La causa fundamental de la masacre fueron las demandas de la República Soviética de Armenia sobre el territorio azerbaiyano.
Ante las crecientes ambiciones territoriales de los armenios, el pueblo azerbaiyano mostró una gran reacción y organizó marchas con consignas como 'Fuera los armenios'.
Estos eventos fueron respondidos con una expulsión que tuvo como objetivo a los azerbaiyanos en Armenia. Los azerbaiyanos, deseosos de expresar su reacción ante lo ocurrido, comenzaron a organizar marchas de protesta en Bakú el 13 de enero de 1990.
El Ejército Soviético entró en Bakú el 20 de enero con el fin de reprimir las protestas y asesinó a 143 personas.
Los soviéticos llevaron a cabo esta intervención bajo el pretexto de proteger a los armenios. Sin embargo, el pueblo azerbaiyano recibió la dura respuesta de la Unión Soviética con gran indignación.
Con esta intervención, la administración soviética avivó los movimientos nacionalistas y las demandas de independencia. Este evento desencadenó un rechazo masivo contra el gobierno soviético en Azerbaiyán, acelerando el colapso de la Unión Soviética.
A finales de la década de 1980, los armenios habían intensificado sus actividades para anexionar la región de Karabaj de Azerbaiyán a su propio territorio.
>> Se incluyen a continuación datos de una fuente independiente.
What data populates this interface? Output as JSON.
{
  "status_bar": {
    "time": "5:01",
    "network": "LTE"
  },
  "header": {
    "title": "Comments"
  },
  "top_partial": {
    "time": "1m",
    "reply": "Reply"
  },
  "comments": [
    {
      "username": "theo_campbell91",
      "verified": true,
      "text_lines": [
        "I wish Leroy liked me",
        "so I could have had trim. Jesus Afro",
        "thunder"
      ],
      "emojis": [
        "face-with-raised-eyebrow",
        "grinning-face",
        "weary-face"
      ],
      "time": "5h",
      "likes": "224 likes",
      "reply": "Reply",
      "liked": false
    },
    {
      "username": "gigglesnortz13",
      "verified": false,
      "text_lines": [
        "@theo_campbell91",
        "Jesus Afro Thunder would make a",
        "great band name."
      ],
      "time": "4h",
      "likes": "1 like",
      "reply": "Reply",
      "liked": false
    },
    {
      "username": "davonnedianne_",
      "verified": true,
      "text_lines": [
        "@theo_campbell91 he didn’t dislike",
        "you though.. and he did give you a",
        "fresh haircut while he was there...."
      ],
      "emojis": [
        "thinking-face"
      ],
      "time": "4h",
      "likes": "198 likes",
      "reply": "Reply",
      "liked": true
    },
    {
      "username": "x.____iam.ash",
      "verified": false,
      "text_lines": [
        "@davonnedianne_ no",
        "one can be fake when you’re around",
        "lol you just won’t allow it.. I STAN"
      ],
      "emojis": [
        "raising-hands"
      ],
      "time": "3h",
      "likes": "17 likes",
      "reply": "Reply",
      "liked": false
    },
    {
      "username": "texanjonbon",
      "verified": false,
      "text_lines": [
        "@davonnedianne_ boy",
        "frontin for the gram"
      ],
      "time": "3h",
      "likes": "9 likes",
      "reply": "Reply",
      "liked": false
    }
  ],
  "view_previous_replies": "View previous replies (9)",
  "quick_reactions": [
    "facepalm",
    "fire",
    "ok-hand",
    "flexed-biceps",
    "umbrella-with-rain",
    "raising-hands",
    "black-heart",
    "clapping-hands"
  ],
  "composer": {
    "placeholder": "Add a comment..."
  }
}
En diciembre de 1989, la República Soviética de Armenia tomó la decisión de unir Karabaj a Armenia.
Los azerbaiyanos reaccionaron ante esto organizando grandes mítines en Bakú. La administración soviética observó la situación con preocupación y decidió enviar tropas a Bakú. El pueblo azerbaiyano, por su parte, continuó sus protestas bloqueando las vías de acceso a la ciudad.
El 19 de enero de 1990, la inteligencia soviética hizo explotar la fuente de energía de la televisión de Azerbaiyán. La noche del mismo día, un ejército soviético de 26 mil efectivos entró en Bakú con vehículos blindados.
Los soldados soviéticos, que abrieron fuego contra civiles, aplastaron a la población con tanques y vehículos blindados, y dispararon contra ambulancias y autobuses. Esa noche, 130 civiles perdieron la vida. El ejército soviético también realizó intervenciones en provincias donde se produjeron incidentes, como Neftchala y Lankaran.
En total, 150 civiles azerbaiyanos perdieron la vida, 744 personas resultaron heridas y 400 fueron detenidas.
La administración soviética declaró el estado de emergencia en Bakú y tomó el control de la ciudad. Sin embargo, el pueblo azerbaiyano volvió a salir a las calles para conmemorar a sus mártires.
Los mártires fueron enterrados en el mismo lugar que los azerbaiyanos que perdieron la vida en los ataques armenios del 31 de marzo de 1918. Aproximadamente 1 millón de personas asistieron a la ceremonia de entierro.
La Masacre del Enero Negro destruyó por completo la confianza del pueblo azerbaiyano en la administración soviética. Este evento se sumó a la cadena de levantamientos nacionalistas que desempeñaron un papel decisivo en el colapso de la Unión Soviética, acelerando el proceso hacia la independencia de Azerbaiyán.